There are two common types of toothpastes which can remineralize your teeth:
How fluoride strengthens your teeth
Fluoride can help your teeth via multiple mechanisms and all you need to do is brush with it twice a day everyday.
- Inhibition of demineralization. Fluoride ions replace the hydroxyl group and transforms hydroxyapatite into fluorapatite. It becomes more stable, harder, and less soluble.
- Enhancement of remineralization. Fluoride is more readily taken up by decayed enamel than non-decayed. It pulls in calcium and phosphates to initiate remineralization.
- Inhibition of bacterial activity in the plaque. Fluoride effectively inhibits the carbohydrate metabolism of acidogenic oral bacteria.
Nano-hydroxyapatite can repair your teeth
Toothpaste with nano-hydroxyapatite are highly biocampatible because it is biomimetic. If you needed further convincing, look no further than the fact that your teeth are made of hydroxyapatite.
- Repairs demineralized sections of tooth. The nano-hydroxyapatite molecule inserts itself into the damaged parts to fill in all of the voids.
- Serves as a reservoir for calcium and phosphate.
- Creates a “sacrificial layer” of hydroxyapatite over the enamel. This layer receives the brunt of the acid attack first and dissolves before the enamel does. When it dissolves, it releases calcium and phosphate which can be used to remineralize the tooth and also buffer the oral environment.
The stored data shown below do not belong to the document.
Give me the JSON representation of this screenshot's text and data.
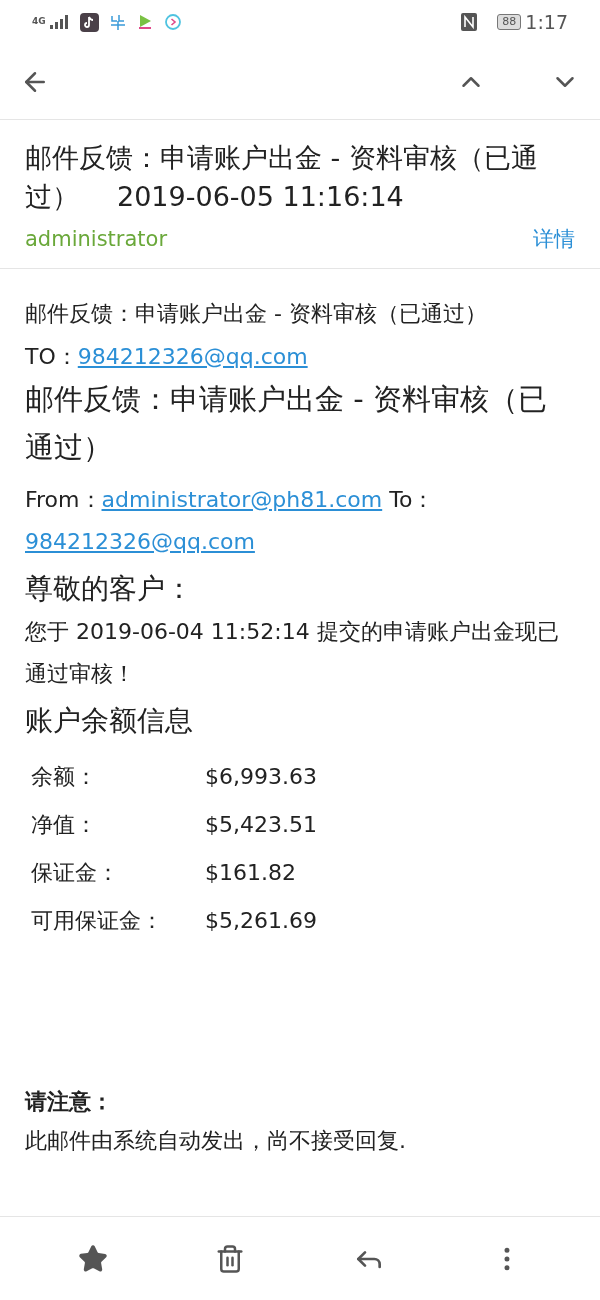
{
  "status_bar": {
    "network": "4G",
    "battery": "88",
    "time": "1:17"
  },
  "header": {
    "subject": "邮件反馈：申请账户出金 - 资料审核（已通过）",
    "date": "2019-06-05 11:16:14",
    "sender": "administrator",
    "details_link": "详情"
  },
  "body": {
    "title": "邮件反馈：申请账户出金 - 资料审核（已通过）",
    "to_label": "TO：",
    "to_email": "984212326@qq.com",
    "heading": "邮件反馈：申请账户出金 - 资料审核（已通过）",
    "from_label": "From：",
    "from_email": "administrator@ph81.com",
    "to_label_2": "To：",
    "to_email_2": "984212326@qq.com",
    "greeting": "尊敬的客户：",
    "message": "您于 2019-06-04 11:52:14 提交的申请账户出金现已通过审核！",
    "balance_heading": "账户余额信息",
    "balance_rows": [
      {
        "label": "余额：",
        "value": "$6,993.63"
      },
      {
        "label": "净值：",
        "value": "$5,423.51"
      },
      {
        "label": "保证金：",
        "value": "$161.82"
      },
      {
        "label": "可用保证金：",
        "value": "$5,261.69"
      }
    ],
    "notice_heading": "请注意：",
    "notice_text": "此邮件由系统自动发出，尚不接受回复."
  }
}
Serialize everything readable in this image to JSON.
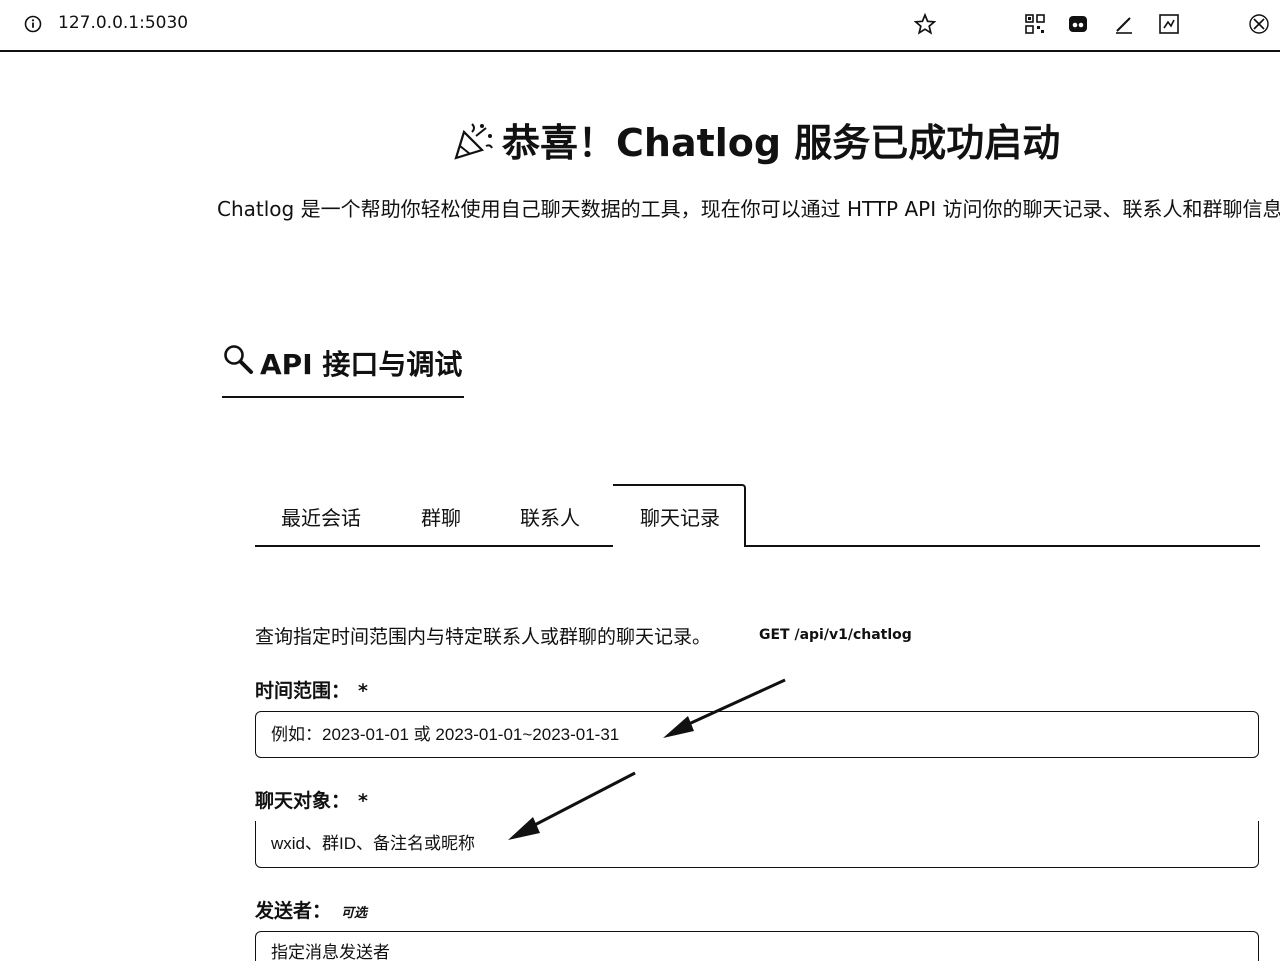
{
  "browser": {
    "url": "127.0.0.1:5030"
  },
  "page": {
    "headline": "恭喜！Chatlog 服务已成功启动",
    "subtitle": "Chatlog 是一个帮助你轻松使用自己聊天数据的工具，现在你可以通过 HTTP API 访问你的聊天记录、联系人和群聊信息。",
    "section_title": "API 接口与调试"
  },
  "tabs": [
    {
      "label": "最近会话"
    },
    {
      "label": "群聊"
    },
    {
      "label": "联系人"
    },
    {
      "label": "聊天记录",
      "active": true
    }
  ],
  "panel": {
    "description": "查询指定时间范围内与特定联系人或群聊的聊天记录。",
    "endpoint": "GET /api/v1/chatlog",
    "fields": [
      {
        "label": "时间范围：",
        "required": "*",
        "placeholder": "例如：2023-01-01 或 2023-01-01~2023-01-31"
      },
      {
        "label": "聊天对象：",
        "required": "*",
        "placeholder": "wxid、群ID、备注名或昵称"
      },
      {
        "label": "发送者：",
        "optional": "可选",
        "placeholder": "指定消息发送者"
      }
    ]
  },
  "icons": {
    "info": "info-icon",
    "star": "star-icon",
    "qr": "qr-code-icon",
    "extension": "extension-icon",
    "pen": "pen-icon",
    "screenshot": "screenshot-icon",
    "profile": "profile-icon",
    "party": "party-popper-icon",
    "search": "magnifier-icon"
  }
}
Aside from cavities, your teeth can also feel sensitive after eating sweets if you have dentinal hypersensitivity or demineralized enamel. Despite not being cavities, it doesn’t mean that you should ignore them because it can get worse or even lead to decay.
What you should do is immediately reduce the sweets intake. Then you should also use a desensitizing and remineralizing toothpaste. That should help your teeth repair itself and get stronger. Once it does, your teeth should stop hurting when you eat sweets.